In relative terms, the change here may not look enormous; the peak in the early eighteenth century (181 words per thousand) is only about 20% higher than the trough in the late eighteenth century (152 words per thousand). But we’re talking about some of the most common words in the language (can, think, do, self, way, need, know). It’s a bit surprising that this part of the lexicon fluctuates at all. You might expect to see a gradual decline in the frequency of these words, as the overall size of the lexicon increases. But that’s not what happens: instead we see a rapid decline in the eighteenth century (as prose becomes less like speech, or at least less like the imagined speech of contemporaneous drama), and then a gradual recovery throughout the nineteenth century.

What does this tell us about literature? Not much, without information about genre. After all, as I mentioned, dramatic writing is a lot closer to speech than, say, poetry is. This curve might just be telling us that very few plays got written in the late eighteenth century.
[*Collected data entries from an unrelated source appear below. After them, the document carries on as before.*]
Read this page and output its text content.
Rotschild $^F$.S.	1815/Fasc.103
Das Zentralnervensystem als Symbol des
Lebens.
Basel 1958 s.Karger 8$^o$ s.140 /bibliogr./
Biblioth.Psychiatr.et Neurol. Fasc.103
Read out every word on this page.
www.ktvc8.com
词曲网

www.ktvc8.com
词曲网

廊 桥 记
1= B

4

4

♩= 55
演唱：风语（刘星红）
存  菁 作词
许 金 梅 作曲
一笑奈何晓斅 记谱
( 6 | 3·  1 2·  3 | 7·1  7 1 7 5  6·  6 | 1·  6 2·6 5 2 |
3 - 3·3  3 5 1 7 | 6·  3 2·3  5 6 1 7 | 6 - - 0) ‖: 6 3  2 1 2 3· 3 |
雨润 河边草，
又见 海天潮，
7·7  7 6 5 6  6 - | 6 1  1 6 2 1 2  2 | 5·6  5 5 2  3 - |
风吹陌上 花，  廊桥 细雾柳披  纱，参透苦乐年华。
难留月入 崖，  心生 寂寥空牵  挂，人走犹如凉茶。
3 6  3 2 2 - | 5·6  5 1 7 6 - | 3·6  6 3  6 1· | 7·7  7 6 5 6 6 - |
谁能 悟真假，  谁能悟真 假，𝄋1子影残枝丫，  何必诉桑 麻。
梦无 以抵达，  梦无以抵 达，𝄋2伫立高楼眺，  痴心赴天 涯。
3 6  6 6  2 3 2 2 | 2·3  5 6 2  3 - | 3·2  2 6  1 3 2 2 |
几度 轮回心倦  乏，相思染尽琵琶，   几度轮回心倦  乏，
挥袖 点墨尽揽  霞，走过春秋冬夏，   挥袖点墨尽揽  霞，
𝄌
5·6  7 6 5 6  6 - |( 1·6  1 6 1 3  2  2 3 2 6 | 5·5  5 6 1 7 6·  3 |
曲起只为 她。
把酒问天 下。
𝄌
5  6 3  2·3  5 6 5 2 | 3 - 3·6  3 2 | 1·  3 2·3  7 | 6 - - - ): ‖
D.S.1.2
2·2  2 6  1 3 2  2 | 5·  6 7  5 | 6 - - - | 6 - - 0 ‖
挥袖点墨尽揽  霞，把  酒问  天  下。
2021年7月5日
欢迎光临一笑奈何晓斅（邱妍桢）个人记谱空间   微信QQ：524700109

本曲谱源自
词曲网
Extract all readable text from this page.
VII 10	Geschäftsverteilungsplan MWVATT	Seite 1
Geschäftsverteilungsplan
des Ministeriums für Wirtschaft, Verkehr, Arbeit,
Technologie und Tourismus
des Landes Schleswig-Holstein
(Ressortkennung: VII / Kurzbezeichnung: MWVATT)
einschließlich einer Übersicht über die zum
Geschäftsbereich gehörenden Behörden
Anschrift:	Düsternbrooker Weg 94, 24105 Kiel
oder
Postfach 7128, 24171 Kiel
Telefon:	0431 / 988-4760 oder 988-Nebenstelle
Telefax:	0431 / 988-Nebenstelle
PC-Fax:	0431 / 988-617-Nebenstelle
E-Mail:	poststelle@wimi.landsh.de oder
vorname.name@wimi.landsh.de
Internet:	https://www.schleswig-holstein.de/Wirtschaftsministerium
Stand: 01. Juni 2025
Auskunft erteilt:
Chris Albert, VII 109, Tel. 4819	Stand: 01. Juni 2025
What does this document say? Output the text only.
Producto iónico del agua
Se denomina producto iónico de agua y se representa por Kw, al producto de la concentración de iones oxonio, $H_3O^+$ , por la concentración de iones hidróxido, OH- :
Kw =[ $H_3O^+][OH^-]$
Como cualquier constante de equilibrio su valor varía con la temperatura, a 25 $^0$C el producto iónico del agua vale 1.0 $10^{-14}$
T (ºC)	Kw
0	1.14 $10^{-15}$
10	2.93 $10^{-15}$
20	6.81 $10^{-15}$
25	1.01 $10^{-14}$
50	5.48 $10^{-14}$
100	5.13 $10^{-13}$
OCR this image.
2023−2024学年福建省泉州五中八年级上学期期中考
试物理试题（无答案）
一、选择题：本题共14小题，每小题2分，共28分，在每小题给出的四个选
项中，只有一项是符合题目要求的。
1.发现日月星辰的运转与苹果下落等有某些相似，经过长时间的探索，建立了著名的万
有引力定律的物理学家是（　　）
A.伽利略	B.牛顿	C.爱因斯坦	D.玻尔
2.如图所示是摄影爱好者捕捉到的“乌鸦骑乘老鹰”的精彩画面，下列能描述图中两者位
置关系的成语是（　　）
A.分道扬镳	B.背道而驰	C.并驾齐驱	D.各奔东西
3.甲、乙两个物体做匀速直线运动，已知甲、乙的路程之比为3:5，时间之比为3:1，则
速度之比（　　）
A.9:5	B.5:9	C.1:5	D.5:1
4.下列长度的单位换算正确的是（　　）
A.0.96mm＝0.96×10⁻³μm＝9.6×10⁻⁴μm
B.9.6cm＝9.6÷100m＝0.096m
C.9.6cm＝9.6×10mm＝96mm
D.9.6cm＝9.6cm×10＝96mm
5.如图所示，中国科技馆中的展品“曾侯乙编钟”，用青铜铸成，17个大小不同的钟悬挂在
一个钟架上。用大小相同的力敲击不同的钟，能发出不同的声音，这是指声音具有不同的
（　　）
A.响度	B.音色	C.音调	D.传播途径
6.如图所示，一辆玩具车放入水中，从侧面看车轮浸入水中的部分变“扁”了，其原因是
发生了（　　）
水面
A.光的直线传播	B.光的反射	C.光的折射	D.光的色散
Fortunately it’s possible to check the Google corpus against a smaller corpus of individual texts categorized by genre. I’ve made an initial pass at the first hundred years of this problem using a corpus of 2,188 eighteenth-century books produced by ECCO-TCP, which I obtained in plain text with help from Laura Mandell and 18thConnect. Two thousand books isn’t a huge corpus, especially not after you divide them up by genre, so these results are only preliminary. But the initial results seem to confirm that the change involved the language of prose itself, and not just changes in the relative prominence of different genres. Both fiction and nonfiction prose show a marked change across the century. If I’m right that the frequency of pre-12c words is a fair proxy for resemblance to spoken language, they became less and less like speech.

“Fiction” is of course a fuzzy category in the eighteenth century. The blurriness of the boundary between a sensationalized biography and a “novel” is a lot of the point of being a novel. In the graph above, I’ve lumped biographies and collections of personal letters in with novels, because I’m less interested in distinguishing something unique about fiction than I am in confirming a broad change in the diction of nondramatic prose.

By contrast, there’s relatively little change in the diction of poetry and drama. The proportion of pre-twelfth-century words is roughly the same at the end of the century as it was at the beginning.

Are these results intuitive, or are they telling us something new? I think the general direction of these curves probably confirms some intuitions. Anyone who studies eighteenth and nineteenth-century English knows that you get a lot of long words around 1800. Sad things become melancholy, needs become a necessity, and so on.

What may not be intuitive is how broad and steady the arc of change appears to be. To the extent that we English professors have any explanation for the elegant elaboration of late-eighteenth-century prose, I think we tend to blame Samuel Johnson. But these graphs suggest that much of the change had already taken place by the time Johnson published his Dictionary. Moreover, our existing stories about the history of style put a lot of emphasis on poetry — for instance, on Wordsworth’s critique of poetic diction. But the biggest changes in the eighteenth century seem to have involved prose rather than poetry. It’ll be interesting to see whether that holds true in the nineteenth century as well.

How do we explain these changes? I’m still trying to figure out. In the next couple of weeks I’ll write a post asking what took up the slack: what kinds of language became common in books where old, common words were relatively underrepresented?

—– references —–
1) William Wordsworth and Samuel T. Coleridge, Lyrical Ballads, with a Few Other Poems (Bristol: 1798), i.
2) Laly Bar-Ilan and Ruth A. Berman, “Developing register differentiation: the Latinate-Germanic divide in English,” Linguistics 45 (2007): 1-35.